Why should the public have to pay for tame art?

Adrian Hamiton
Wednesday 28 August 2002 00:00
Comments

The new programme for the English National Opera has just plopped onto my door mat, and a very satisfying line-up it is. Two operas by Handel (only 10 years ago, you would be lucky to find one), Wagner's great ode to sexual ecstasy in Tristan and Isolde (are love and death really the same?), a new production of Berlioz's mammoth Trojans, plus a round-up of the usual suspects from the Barber of Seville to Tosca and Rigoletto.

It's not until you get to the end that you notice in the small print that this will be last programme before closure for the refurbishment of its home at the Coliseum. No mention of the reports that the closure will be much longer than originally envisaged, nor that the chairman of the board is planning to re-open without a permanent orchestra, on a programme limited to well-tried classics. In other words a root-and-branch change from the opera company we know and many of us love.

The same is true of the Royal Shakespeare Company. After several decades as a mailing list member, I get a short letter to say that a new artistic director has been chosen and a meagre programme of a single London showing in the West End. Nothing is said of the circumstances under which the old artistic director, Adrian Noble, departed nor what is left of his plans. Is the company still going to knock down the Memorial Theatre? Is it to continue to forgo a regular London home in favour of irregular visits? Will it proceed with Noble's intention to break up the old repertory company and replace it with ad hoc touring groups with guest artists?

Quite aside from the wisdom of treating your core mailing customers who book early and book often with such casual contempt – and no US performing company would treat its regulars this way – there is the enormity of what is actually being threatened.

We are talking here not just of two venerable but tired institutions, but the two companies that have done more than any other to make the performing arts exciting and distinguished. Of course the National Theatre and the Royal Opera House are there. But they are both "classic" theatres in that their basic jobs are to perform the regular repertory to high standard.

The ENO and RSC are different. Their role has been to extend frontiers, to be cutting edge. That is the reason they need subsidy. Ticket sales coupled with private sponsorship cannot cope with the risk, artistic and commercial, that such expensive art needs.

And both companies, to those of us who have followed them, have achieved their task with remarkable success. They have had their bad patches as well as their good. That is the way of the arts. But when you think of what the RSC had done over the years – the history plays, the productions of Peter Brook, the chamber plays of Trevor Nunn, the revival of the Jacobean canon – all one can do is gawp in gratitude. And when you consider what the ENO has done – the quality of its chorus, the daring of its repertoire, its 20th-century season a decade ago, Jonathan Miller's mafia version of Rigoletto, the revival of Soldaten, the full panoply of Prokoviev's War and Peace – few companies in Europe have done as well. And none could do it without subsidy.

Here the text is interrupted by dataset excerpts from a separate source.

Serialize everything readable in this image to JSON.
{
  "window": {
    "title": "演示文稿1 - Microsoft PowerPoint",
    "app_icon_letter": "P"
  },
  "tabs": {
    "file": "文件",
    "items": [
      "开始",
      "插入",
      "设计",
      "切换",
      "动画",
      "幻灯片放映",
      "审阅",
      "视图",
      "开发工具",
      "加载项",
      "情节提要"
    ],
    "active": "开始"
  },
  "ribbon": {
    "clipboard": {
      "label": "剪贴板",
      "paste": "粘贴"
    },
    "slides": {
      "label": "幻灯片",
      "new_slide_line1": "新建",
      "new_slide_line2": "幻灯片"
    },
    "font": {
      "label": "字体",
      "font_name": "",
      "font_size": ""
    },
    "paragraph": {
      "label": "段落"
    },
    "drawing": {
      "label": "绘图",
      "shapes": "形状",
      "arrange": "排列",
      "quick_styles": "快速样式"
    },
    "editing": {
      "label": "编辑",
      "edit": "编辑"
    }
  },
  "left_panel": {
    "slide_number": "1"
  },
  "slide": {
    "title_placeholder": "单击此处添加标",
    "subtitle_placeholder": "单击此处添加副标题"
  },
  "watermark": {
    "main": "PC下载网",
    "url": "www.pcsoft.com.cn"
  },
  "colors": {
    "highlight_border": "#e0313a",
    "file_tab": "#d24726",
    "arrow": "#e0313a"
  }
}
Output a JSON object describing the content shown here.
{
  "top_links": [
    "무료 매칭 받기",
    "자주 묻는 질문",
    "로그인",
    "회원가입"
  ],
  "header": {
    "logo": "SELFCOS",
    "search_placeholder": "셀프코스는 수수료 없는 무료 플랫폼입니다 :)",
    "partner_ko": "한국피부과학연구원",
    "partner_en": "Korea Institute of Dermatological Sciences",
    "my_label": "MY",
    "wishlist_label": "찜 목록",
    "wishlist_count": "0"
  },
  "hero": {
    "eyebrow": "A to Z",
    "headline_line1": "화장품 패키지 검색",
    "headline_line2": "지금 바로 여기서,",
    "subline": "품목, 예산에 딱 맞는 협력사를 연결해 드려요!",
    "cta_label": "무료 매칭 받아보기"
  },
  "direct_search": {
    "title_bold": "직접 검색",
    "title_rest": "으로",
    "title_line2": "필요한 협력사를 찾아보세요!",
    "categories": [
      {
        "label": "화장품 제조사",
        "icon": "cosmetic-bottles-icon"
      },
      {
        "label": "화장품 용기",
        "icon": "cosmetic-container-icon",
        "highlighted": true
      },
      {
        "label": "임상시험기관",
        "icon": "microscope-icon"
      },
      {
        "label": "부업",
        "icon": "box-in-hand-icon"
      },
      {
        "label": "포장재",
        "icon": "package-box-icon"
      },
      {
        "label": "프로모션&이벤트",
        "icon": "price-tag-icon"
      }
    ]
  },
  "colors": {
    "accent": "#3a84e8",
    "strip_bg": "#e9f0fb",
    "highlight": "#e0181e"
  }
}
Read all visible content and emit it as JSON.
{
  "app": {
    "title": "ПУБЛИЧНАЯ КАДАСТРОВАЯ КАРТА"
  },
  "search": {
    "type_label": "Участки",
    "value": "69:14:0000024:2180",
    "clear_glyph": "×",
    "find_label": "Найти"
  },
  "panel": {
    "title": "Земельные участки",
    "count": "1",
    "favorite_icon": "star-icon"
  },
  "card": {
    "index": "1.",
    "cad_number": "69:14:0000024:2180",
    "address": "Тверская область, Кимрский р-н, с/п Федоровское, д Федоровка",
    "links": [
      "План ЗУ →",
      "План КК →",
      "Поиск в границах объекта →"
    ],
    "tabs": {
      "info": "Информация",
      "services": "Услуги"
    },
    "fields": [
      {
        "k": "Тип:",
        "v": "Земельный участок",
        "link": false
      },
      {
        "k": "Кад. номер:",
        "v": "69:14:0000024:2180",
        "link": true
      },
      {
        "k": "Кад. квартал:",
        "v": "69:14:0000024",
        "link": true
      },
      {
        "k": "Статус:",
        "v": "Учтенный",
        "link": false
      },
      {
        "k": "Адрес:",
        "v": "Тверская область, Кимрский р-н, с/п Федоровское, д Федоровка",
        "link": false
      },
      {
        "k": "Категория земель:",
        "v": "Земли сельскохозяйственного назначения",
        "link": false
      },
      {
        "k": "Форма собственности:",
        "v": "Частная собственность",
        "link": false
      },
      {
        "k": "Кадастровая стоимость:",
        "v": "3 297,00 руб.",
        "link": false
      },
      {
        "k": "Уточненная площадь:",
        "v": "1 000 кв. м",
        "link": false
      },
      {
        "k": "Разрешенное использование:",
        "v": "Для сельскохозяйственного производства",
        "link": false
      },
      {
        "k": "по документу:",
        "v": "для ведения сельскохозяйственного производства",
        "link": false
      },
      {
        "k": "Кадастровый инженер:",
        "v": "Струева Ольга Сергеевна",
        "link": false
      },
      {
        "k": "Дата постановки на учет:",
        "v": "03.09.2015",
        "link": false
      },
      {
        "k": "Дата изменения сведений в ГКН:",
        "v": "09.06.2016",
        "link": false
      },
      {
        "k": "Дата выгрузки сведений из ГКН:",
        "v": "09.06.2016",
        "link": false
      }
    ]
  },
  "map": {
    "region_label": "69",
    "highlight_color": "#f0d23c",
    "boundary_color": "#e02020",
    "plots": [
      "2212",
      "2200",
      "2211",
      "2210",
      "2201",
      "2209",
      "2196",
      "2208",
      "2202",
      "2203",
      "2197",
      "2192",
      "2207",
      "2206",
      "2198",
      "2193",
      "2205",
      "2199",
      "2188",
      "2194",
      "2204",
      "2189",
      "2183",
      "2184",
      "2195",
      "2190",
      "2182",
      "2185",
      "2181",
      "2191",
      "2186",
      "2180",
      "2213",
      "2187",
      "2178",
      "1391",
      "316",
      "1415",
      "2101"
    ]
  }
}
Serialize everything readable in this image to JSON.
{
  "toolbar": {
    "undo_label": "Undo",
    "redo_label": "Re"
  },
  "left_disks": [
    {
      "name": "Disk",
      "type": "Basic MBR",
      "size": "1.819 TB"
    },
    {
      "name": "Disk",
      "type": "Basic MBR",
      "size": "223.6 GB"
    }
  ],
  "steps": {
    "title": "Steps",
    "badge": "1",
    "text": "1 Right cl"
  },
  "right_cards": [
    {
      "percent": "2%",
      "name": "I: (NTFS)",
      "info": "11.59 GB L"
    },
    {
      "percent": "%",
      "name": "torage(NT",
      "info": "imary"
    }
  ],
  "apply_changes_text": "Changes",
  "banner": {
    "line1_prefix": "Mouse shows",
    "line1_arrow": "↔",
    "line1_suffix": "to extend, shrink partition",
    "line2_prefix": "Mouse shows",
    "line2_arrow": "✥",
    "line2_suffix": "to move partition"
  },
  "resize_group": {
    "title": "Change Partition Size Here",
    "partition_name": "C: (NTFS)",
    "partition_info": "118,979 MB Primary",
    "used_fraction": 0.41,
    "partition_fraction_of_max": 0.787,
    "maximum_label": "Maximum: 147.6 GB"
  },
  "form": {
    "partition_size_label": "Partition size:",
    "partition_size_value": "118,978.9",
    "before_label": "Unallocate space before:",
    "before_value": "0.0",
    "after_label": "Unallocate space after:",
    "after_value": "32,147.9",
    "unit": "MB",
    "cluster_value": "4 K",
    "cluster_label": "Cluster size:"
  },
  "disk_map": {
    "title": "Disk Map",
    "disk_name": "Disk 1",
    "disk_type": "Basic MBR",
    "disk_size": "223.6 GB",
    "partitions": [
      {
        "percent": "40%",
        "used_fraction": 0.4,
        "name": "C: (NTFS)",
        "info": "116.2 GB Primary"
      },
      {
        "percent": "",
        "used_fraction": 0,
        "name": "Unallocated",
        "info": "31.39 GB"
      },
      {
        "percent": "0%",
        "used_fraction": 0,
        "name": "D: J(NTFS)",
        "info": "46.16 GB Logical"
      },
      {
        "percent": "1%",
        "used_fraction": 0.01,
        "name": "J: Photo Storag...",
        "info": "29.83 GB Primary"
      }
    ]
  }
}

Which is what is most worrying about the current attempts to change them. What is being proposed is that both cease to be repertory theatres, based on a core of permanent acting and production staff with shared values and a vision. Instead they are to the equivalent of commissioning centres, bringing together forces as and when they need them. And this is not in the name of art but good financial housekeeping.

Which is what it is all about. Under the chairmanship of Geoffrey Robinson and the direction of the Department of Culture, the Arts Council has set its course on producing good housekeeping in the arts, reducing the losses of the big spenders such as the RSC and ENO and getting the subsidised arts ship-shape. It's not interested in what the companies it supports are contributing, just in keeping them on an even keel. And it is actively promoting like-minded businessmen to their boards.

In the case of the RSC we have Lord Alexander, a former chairman off NatWest, who has sailed through the current crisis on the old British tradition that the "higher you are, the less you take responsibility for what goes wrong". And he has been backed by a board that represents academia and actors but none of the customers. In the case of the ENO, the Arts Council and its music director, Hilary Boulding, have promoted an even less inspiring board headed by a city figure, Martin Smith, who seems to want to turn it into a version of his previous musical charge, the Orchestra of the Age of Enlightenment – a perfectly respectable period-instrument orchestra largely supported by corporate sponsors who see it as an uncontentious prestige project at which they can entertain clients.

But then maybe that is the expression of our age. The philistinism of our times, and New Labour's, is not that the performing arts are rejected or even despised, it is that they are seen as a form of background entertainment – the kind of thing a society ought to keep up but not anything that needs to be taken notice of, and certainly not something that should surprise, discomfort, inspire, let alone challenge.

In which case, why should the poor taxpayer pay for it?